Out of the Furnace - **

Out of the Furnace, Scott Cooper's follow-up to the mostly good Crazy Heart, is full of the same visual richness as that film was. Set amongst low-lifes and good folks with bad luck in an impoverished mining town. It gets right what a lot of Hollywood films get wrong; Christian Bale plays a normal guy with a welding gig without making a big deal of it... Rather than 'designing' a costume for him and fashioning his hair just-so, it looks like the filmmakers just sent him to a thrift store to grab some clothes off the rack and wear them for a few days straight while letting his hair grow. It's a small detail, but important in registering the film's authenticity. Cooper and his crew nail all of these details, and though the direction felt a little stale, the film still managed to look fresh because of them.

Unfortunately Furnace features the laziest screenplay of the year, complete with the third-act cop-outs that almost ruined Crazy Heart. Bale plays Russell Baze, an honest Joe who briefly goes to prison for killing a few people in a drunk driving accident, an interesting turn in the film that essentially goes nowhere, adding nothing to the character or themes. Russell was on his way home from covering for his brother, Rodney (Casey Affleck), paying off a scumbag loan-shark (Willem Dafoe) who has Rodney throwing underground fights to pay off his debts, scenes which contain more superfluous plot construction than is necessary and which isn't properly utilized. Eventually the film has Russell out for revenge after Rodney and the loan-shark are killed for no apparent reason by some crazy hillbillies who run the New Jersey chapter of this underground fighting ring, but not before one of them butt-dials a buddy with his cell-phone, leaving a voicemail of the murder... Ugh.

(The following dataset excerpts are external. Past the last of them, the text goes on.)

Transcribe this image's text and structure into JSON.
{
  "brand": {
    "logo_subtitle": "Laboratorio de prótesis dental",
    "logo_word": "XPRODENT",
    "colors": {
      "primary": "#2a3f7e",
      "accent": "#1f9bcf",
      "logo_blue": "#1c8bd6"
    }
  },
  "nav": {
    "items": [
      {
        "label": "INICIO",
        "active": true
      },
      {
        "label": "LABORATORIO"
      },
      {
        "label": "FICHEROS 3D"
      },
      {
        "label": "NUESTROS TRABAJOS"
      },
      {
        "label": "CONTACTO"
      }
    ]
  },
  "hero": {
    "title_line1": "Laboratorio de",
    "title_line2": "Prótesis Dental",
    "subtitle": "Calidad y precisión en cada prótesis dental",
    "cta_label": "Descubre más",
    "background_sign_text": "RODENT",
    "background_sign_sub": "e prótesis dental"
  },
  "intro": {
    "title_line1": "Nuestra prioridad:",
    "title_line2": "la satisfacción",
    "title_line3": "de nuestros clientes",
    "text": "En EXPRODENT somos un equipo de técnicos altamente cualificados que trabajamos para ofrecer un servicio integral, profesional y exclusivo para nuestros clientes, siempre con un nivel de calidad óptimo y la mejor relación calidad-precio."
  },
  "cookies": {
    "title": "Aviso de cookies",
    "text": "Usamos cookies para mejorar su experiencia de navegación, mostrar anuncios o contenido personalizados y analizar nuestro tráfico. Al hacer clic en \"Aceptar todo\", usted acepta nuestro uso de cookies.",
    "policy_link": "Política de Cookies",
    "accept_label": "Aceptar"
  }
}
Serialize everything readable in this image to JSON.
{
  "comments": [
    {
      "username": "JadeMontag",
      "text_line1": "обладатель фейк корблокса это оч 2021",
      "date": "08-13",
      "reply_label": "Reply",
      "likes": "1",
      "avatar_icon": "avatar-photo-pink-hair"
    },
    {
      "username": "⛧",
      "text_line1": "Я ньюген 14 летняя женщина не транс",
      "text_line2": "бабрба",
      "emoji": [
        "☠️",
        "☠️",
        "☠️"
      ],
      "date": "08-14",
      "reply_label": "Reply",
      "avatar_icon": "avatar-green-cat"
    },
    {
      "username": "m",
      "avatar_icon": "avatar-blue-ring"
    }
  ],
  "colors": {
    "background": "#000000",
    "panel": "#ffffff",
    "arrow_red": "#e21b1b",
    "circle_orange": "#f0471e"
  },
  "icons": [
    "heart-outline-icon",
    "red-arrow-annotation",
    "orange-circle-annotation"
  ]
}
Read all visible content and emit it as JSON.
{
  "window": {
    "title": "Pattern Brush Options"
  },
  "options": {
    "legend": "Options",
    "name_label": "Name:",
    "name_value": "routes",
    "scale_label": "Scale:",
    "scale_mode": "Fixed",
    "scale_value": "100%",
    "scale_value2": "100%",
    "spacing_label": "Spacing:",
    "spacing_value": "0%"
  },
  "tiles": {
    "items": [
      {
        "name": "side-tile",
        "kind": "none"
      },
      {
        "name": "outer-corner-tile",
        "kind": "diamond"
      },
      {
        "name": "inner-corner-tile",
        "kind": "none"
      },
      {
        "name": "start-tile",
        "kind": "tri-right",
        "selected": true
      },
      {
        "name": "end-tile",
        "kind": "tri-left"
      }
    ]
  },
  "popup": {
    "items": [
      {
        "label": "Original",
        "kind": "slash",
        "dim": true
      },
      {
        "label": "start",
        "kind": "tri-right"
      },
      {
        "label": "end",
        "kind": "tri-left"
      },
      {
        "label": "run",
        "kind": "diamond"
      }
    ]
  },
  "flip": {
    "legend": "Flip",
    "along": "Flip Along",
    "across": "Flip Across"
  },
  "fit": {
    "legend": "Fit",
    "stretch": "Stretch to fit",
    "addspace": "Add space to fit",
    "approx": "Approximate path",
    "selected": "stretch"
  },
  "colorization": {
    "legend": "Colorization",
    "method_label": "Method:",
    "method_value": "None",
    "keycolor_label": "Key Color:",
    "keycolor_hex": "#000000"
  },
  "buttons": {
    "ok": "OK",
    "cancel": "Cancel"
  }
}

There's so much more that is crammed into Furnace's two-hour run-time, but it's impossible to briefly contextualize all of it, mainly because Cooper and his co-writer can't even find a way to contextualize any of it in the film itself. There's a sub-plot with Zoe Saldana as Russell's ex-girlfriend who left him while he was in prison, and another featuring her new boyfriend, a thankless role filled by Forest Whitaker, who I swore was Saldana's father for most of the film due to a lack of clarity and the fact that they barely ever look at each other, let alone touch. It's a confusing dynamic in a pointless sub-plot, only one of several in the film, which together pull so much focus from the story Cooper is trying to tell that it could only barely be said that he tells one at all.

What's worse is that what little there is that is cohesive is riddled with bad dialogue, cardboard characters, narrative convenience, and what can only be described as a lack of umph. It's obvious where every scene is going as soon as it begins, and too many of them are over-the-top or under the mat, completely lacking the edge that it needs for the suspense it wants to build. Fortunately, a top-notch cast delivers all of this with enough conviction to make enough of Furnace compelling enough, even when it's misfiring, so when Russell runs into Woody Harrelson's Harlan DeGroat, the leader of the psycho hillbillies and says, "You got a problem with me?" and Harlan replies, "I got a problem with everybody," only a piece of us laughs at such one-dimensional absurdity, while the rest of us shrugs it off and moves on. And that's pretty much how it goes in Out of the Furnace.